In his Discorsi Ammirato presents himself as an anti-Machiavellian from the outset, leaving no stone unturned in his efforts to confute the main theses of Il Principe. Unlike Botero and Lipsius, Ammirato did not see Tacitism as a surrogate form of Machiavellianism.
On the contrary, his Discorsi present the works of the Roman historian as an antidote to Il Principe, and this approach was to prove widely popular during the long Tacitus revival.

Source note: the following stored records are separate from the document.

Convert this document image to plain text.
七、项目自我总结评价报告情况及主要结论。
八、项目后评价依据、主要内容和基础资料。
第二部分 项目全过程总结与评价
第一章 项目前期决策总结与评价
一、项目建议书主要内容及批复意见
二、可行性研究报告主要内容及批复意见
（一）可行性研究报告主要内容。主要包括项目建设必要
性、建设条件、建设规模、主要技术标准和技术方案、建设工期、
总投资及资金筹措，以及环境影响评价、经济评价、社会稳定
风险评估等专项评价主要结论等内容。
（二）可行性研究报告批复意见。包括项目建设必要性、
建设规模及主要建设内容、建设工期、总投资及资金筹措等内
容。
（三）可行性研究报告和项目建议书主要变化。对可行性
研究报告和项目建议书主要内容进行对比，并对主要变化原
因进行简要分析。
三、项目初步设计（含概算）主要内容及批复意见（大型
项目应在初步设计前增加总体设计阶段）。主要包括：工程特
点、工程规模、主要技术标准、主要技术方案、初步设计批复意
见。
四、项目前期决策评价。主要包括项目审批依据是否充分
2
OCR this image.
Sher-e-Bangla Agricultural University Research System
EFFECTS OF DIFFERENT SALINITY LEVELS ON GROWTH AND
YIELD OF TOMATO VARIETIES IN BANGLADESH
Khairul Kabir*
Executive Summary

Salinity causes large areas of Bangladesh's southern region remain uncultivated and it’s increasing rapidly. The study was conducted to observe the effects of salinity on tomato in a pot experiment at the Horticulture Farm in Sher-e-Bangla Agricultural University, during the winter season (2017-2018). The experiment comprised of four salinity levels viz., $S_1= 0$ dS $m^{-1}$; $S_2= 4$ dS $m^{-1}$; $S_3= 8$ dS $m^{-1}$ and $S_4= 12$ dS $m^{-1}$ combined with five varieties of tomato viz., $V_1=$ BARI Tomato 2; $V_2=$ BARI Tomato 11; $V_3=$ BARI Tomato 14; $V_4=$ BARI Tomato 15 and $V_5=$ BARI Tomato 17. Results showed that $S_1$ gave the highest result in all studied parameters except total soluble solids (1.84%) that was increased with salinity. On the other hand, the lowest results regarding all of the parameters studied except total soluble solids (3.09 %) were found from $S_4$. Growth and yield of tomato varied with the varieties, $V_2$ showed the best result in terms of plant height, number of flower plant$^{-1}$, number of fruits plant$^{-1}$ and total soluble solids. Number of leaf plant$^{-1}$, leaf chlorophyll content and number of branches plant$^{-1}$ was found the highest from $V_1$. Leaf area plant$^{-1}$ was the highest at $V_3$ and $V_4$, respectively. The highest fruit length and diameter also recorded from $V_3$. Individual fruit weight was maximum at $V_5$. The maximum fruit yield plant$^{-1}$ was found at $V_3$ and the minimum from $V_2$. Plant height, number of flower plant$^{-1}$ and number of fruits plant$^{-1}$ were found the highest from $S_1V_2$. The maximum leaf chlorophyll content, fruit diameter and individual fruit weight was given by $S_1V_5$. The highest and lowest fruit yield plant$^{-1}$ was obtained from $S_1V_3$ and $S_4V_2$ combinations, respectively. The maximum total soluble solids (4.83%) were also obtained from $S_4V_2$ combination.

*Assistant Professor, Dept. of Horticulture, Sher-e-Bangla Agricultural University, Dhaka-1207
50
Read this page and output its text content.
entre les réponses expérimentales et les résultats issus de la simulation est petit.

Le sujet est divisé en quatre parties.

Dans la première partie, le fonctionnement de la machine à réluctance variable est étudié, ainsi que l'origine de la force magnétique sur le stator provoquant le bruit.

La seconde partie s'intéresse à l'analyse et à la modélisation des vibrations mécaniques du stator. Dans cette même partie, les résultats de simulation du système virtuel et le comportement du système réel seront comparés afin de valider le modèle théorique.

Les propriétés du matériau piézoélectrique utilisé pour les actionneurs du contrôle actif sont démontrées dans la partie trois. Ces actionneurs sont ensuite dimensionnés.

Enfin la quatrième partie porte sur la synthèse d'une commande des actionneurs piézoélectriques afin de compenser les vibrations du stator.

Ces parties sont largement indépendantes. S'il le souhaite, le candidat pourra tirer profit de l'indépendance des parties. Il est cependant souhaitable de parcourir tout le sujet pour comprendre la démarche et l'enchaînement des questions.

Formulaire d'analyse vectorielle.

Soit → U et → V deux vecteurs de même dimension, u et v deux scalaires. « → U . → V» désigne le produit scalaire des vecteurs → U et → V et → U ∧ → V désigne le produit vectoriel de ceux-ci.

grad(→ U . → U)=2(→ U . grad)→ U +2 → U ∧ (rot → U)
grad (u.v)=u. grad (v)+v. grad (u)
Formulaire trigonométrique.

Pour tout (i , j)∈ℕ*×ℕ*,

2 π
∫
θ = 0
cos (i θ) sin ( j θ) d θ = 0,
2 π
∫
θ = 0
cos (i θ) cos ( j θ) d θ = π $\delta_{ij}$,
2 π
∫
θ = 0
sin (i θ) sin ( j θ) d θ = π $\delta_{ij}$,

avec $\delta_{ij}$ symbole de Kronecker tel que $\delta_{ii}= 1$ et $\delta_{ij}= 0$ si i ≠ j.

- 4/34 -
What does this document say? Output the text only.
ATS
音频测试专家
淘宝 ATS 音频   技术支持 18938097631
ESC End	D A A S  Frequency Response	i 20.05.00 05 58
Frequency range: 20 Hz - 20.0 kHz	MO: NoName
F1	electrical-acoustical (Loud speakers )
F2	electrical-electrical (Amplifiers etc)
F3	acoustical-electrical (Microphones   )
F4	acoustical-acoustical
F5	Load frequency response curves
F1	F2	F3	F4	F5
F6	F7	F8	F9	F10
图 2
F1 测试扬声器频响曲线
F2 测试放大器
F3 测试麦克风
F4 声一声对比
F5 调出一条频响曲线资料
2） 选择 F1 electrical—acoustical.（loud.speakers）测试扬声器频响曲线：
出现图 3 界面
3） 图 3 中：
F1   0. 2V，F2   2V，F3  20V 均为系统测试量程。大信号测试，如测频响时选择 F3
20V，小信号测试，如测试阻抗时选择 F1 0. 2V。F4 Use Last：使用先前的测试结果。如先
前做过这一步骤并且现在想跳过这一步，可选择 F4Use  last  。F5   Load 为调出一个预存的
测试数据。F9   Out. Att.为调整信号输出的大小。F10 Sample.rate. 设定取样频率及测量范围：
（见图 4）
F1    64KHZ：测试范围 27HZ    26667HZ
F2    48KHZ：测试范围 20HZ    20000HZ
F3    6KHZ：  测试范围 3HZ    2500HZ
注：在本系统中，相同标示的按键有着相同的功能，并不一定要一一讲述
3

Moreover, Ammirato's doctrine of reason of state defined such “reason” as violating neither natural nor divine law; it was the reason of the greater public good (such as public safety) and thus, in departing from the ordinary moral order in extraordinary circumstances, the modern prince did not come into conflict with Christianity.

Istorie Fiorentine, in two parts. Part I, consisting of twenty books, comes down to the year 1434, when Cosimo de' Medici, styled Pater Patriae, returned from his exile, and it was published in 1600, in 1 vol. fol. Part II, in fifteen books, to the year 1574, was published 1641, in 1 vol. fol., by Ammirato the younger, and dedicated to the Grand Duke Ferdinando II. Ammirato the younger published also in 1647 a second and improved edition of the first part, with additions, in 2 vols fol. Ammirato's history of Florence is considered the most accurate and complete of its kind. The Accademia della Crusca called him "the modern Livy". Ammirato, was highly critical of Machiavelli's Florentine Histories; he said that Machiavelli «altered names, twisted facts, confounded cases, increased, added, subtracted, diminished and did anything that suited his fancy without checking, without lawful restraint and what is more, he seems to have done so occasionally on purpose!»